In May 2014, police say a member of the new LLC developed “some significant concerns over the status of Maestro’s” and began to look into its financial records.
“It was during this initial internal audit that financial discrepancies were discovered,” police said in the news release. “The allegation here is that, between when the new LLC took over and through September of 2014, LaPosta and Kruger worked in concert to steal over $50,000 from the business.”
An investigation is still ongoing, police said.
LaPosta and Kruger were arraigned and each were released after they posted $5,000 bonds Friday.
The couple made news last fall when they announced they had sold their stake in Maestro’s and were moving on from the bistro, where LaPosta had served as chef since 2006. Linnan said they had been having disputes with Donovan that summer over how the restaurant’s money was being spent. At the end of the busy track season, Kruger agreed to sell her 50 percent stake in the business to Donovan, giving him full ownership.
Attempts to reach Donovan were unsuccessful Friday.
LaPosta and Kruger have been working ever since leaving Maestro’s on a gastropub-style restaurant in Latham that was scheduled to open as soon as May.
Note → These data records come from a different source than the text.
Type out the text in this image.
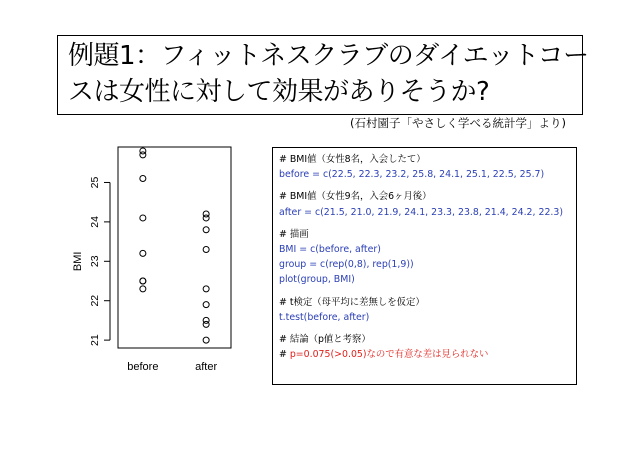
例題1：フィットネスクラブのダイエットコー
スは女性に対して効果がありそうか?
(石村園子「やさしく学べる統計学」より)
BMI
21
22
23
24
25
before	after
# BMI値（女性8名，入会したて）
before = c(22.5, 22.3, 23.2, 25.8, 24.1, 25.1, 22.5, 25.7)
# BMI値（女性9名，入会6ヶ月後）
after = c(21.5, 21.0, 21.9, 24.1, 23.3, 23.8, 21.4, 24.2, 22.3)
# 描画
BMI = c(before, after)
group = c(rep(0,8), rep(1,9))
plot(group, BMI)
# t検定（母平均に差無しを仮定）
t.test(before, after)
# 結論（p値と考察）
# p=0.075(>0.05)なので有意な差は見られない
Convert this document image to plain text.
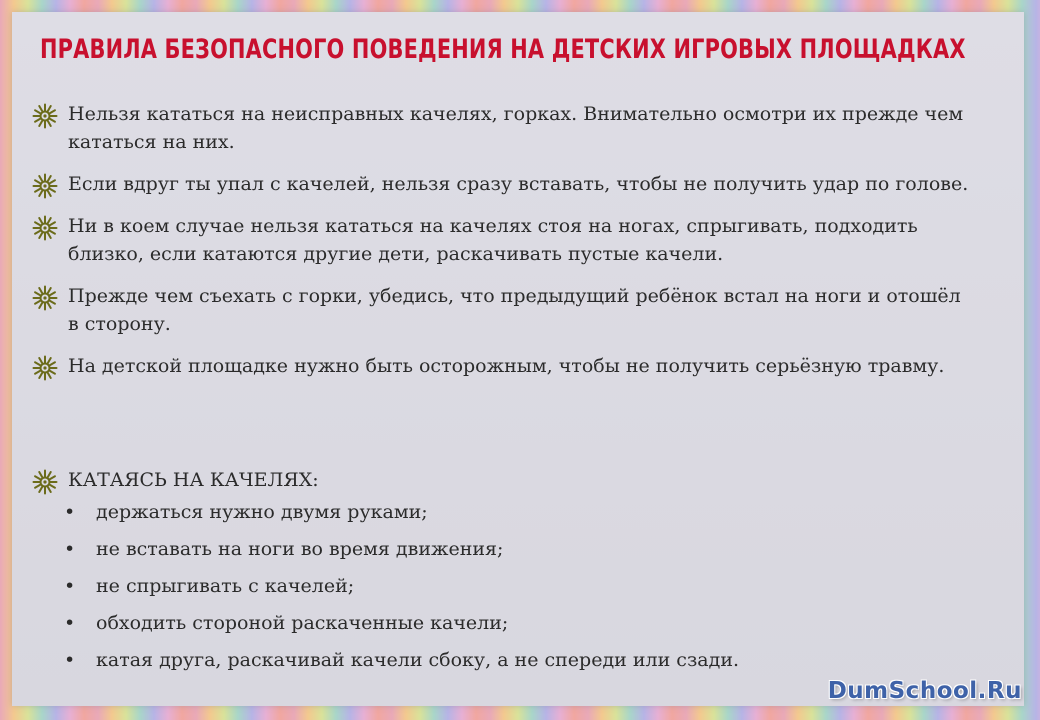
ПРАВИЛА БЕЗОПАСНОГО ПОВЕДЕНИЯ НА ДЕТСКИХ ИГРОВЫХ ПЛОЩАДКАХ
Нельзя кататься на неисправных качелях, горках. Внимательно осмотри их прежде чем кататься на них.
Если вдруг ты упал с качелей, нельзя сразу вставать, чтобы не получить удар по голове.
Ни в коем случае нельзя кататься на качелях стоя на ногах, спрыгивать, подходить близко, если катаются другие дети, раскачивать пустые качели.
Прежде чем съехать с горки, убедись, что предыдущий ребёнок встал на ноги и отошёл в сторону.
На детской площадке нужно быть осторожным, чтобы не получить серьёзную травму.
КАТАЯСЬ НА КАЧЕЛЯХ:
• держаться нужно двумя руками;
• не вставать на ноги во время движения;
• не спрыгивать с качелей;
• обходить стороной раскаченные качели;
• катая друга, раскачивай качели сбоку, а не спереди или сзади.
DumSchool.Ru
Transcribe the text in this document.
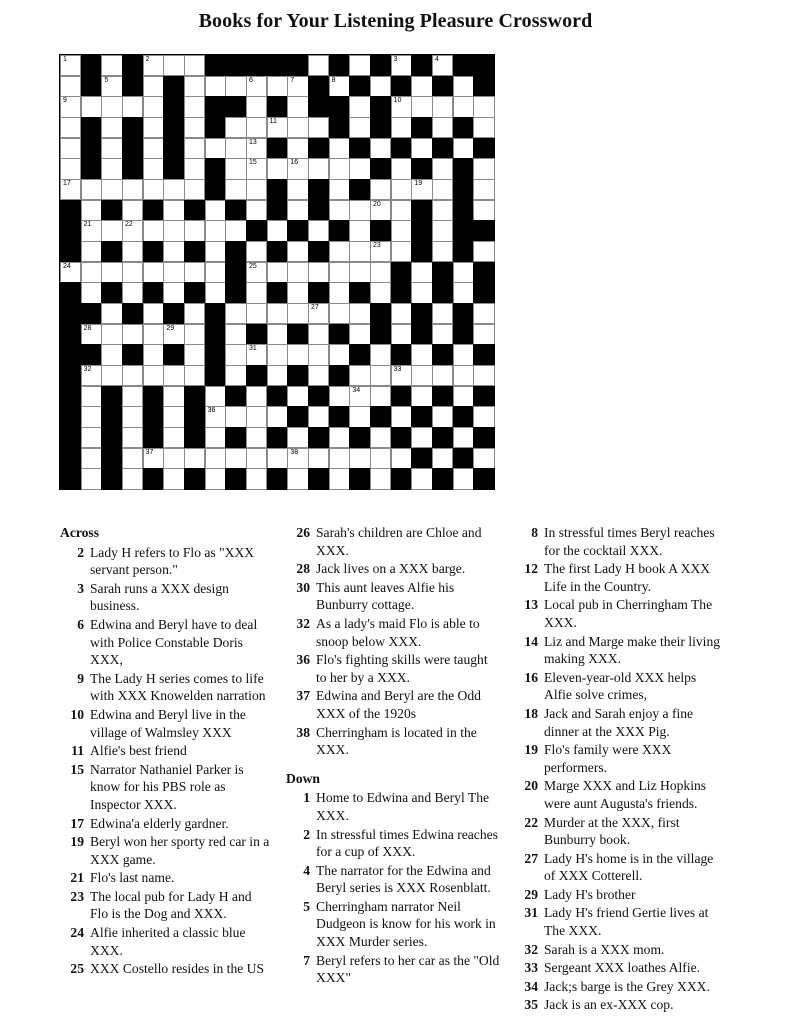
Books for Your Listening Pleasure Crossword
1	2	3	4
5	6	7	8
9	10
11
13
15	16
17	19
20
21	22
23
24	25
27
28	29
31
32	33
34
36
37	38
Across
2 Lady H refers to Flo as "XXX servant person."
3 Sarah runs a XXX design business.
6 Edwina and Beryl have to deal with Police Constable Doris XXX,
9 The Lady H series comes to life with XXX Knowelden narration
10 Edwina and Beryl live in the village of Walmsley XXX
11 Alfie's best friend
15 Narrator Nathaniel Parker is know for his PBS role as Inspector XXX.
17 Edwina'a elderly gardner.
19 Beryl won her sporty red car in a XXX game.
21 Flo's last name.
23 The local pub for Lady H and Flo is the Dog and XXX.
24 Alfie inherited a classic blue XXX.
25 XXX Costello resides in the US
26 Sarah's children are Chloe and XXX.
28 Jack lives on a XXX barge.
30 This aunt leaves Alfie his Bunburry cottage.
32 As a lady's maid Flo is able to snoop below XXX.
36 Flo's fighting skills were taught to her by a XXX.
37 Edwina and Beryl are the Odd XXX of the 1920s
38 Cherringham is located in the XXX.
Down
1 Home to Edwina and Beryl The XXX.
2 In stressful times Edwina reaches for a cup of XXX.
4 The narrator for the Edwina and Beryl series is XXX Rosenblatt.
5 Cherringham narrator Neil Dudgeon is know for his work in XXX Murder series.
7 Beryl refers to her car as the "Old XXX"
8 In stressful times Beryl reaches for the cocktail XXX.
12 The first Lady H book A XXX Life in the Country.
13 Local pub in Cherringham The XXX.
14 Liz and Marge make their living making XXX.
16 Eleven-year-old XXX helps Alfie solve crimes,
18 Jack and Sarah enjoy a fine dinner at the XXX Pig.
19 Flo's family were XXX performers.
20 Marge XXX and Liz Hopkins were aunt Augusta's friends.
22 Murder at the XXX, first Bunburry book.
27 Lady H's home is in the village of XXX Cotterell.
29 Lady H's brother
31 Lady H's friend Gertie lives at The XXX.
32 Sarah is a XXX mom.
33 Sergeant XXX loathes Alfie.
34 Jack;s barge is the Grey XXX.
35 Jack is an ex-XXX cop.
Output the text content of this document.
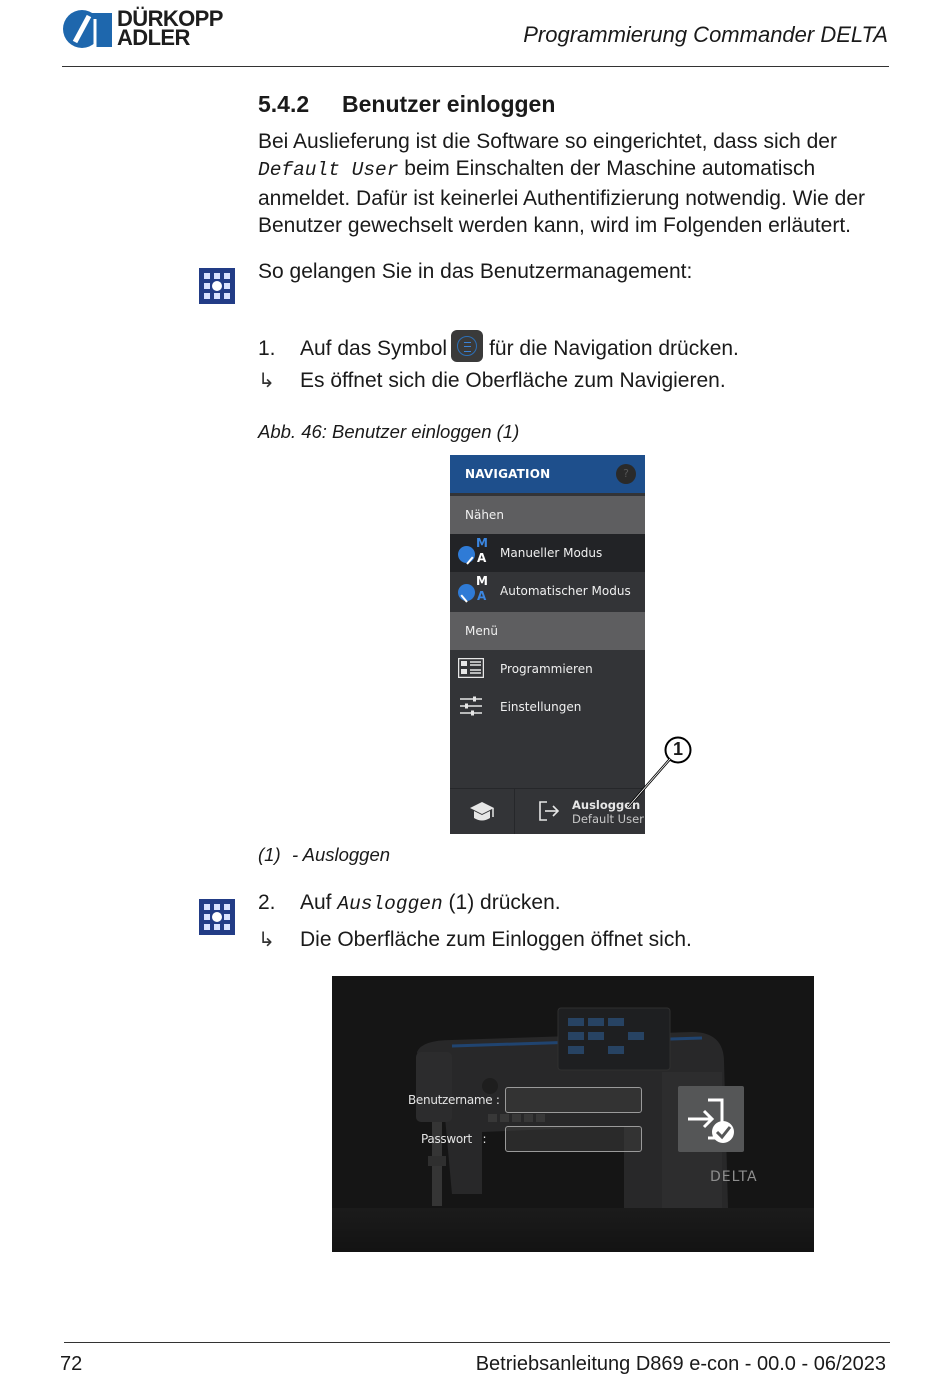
DÜRKOPP
ADLER	Programmierung Commander DELTA
5.4.2 Benutzer einloggen
Bei Auslieferung ist die Software so eingerichtet, dass sich der Default User beim Einschalten der Maschine automatisch anmeldet. Dafür ist keinerlei Authentifizierung notwendig. Wie der Benutzer gewechselt werden kann, wird im Folgenden erläutert.
So gelangen Sie in das Benutzermanagement:
1. Auf das Symbol für die Navigation drücken.
↳ Es öffnet sich die Oberfläche zum Navigieren.
Abb. 46: Benutzer einloggen (1)
NAVIGATION	?
Nähen
M
A Manueller Modus
M
A Automatischer Modus
Menü
Programmieren
Einstellungen
Ausloggen
Default User
1
(1) - Ausloggen
2. Auf Ausloggen (1) drücken.
↳ Die Oberfläche zum Einloggen öffnet sich.
Benutzername :
Passwort   :
DELTA
72	Betriebsanleitung D869 e-con - 00.0 - 06/2023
That restaurant, called Innovo Kitchen, is slated for the site of former Bowler’s Club at 1210 Troy-Schenectady Road, near the Schenectady-Albany county line.
“I’ve been a chef forever — 30 years,” LaPosta told The Daily Gazette in an interview last month. “The last nine of mine have been spent operating and running Maestro’s. I kind of lost sight in the last few years of my true passion, cooking.”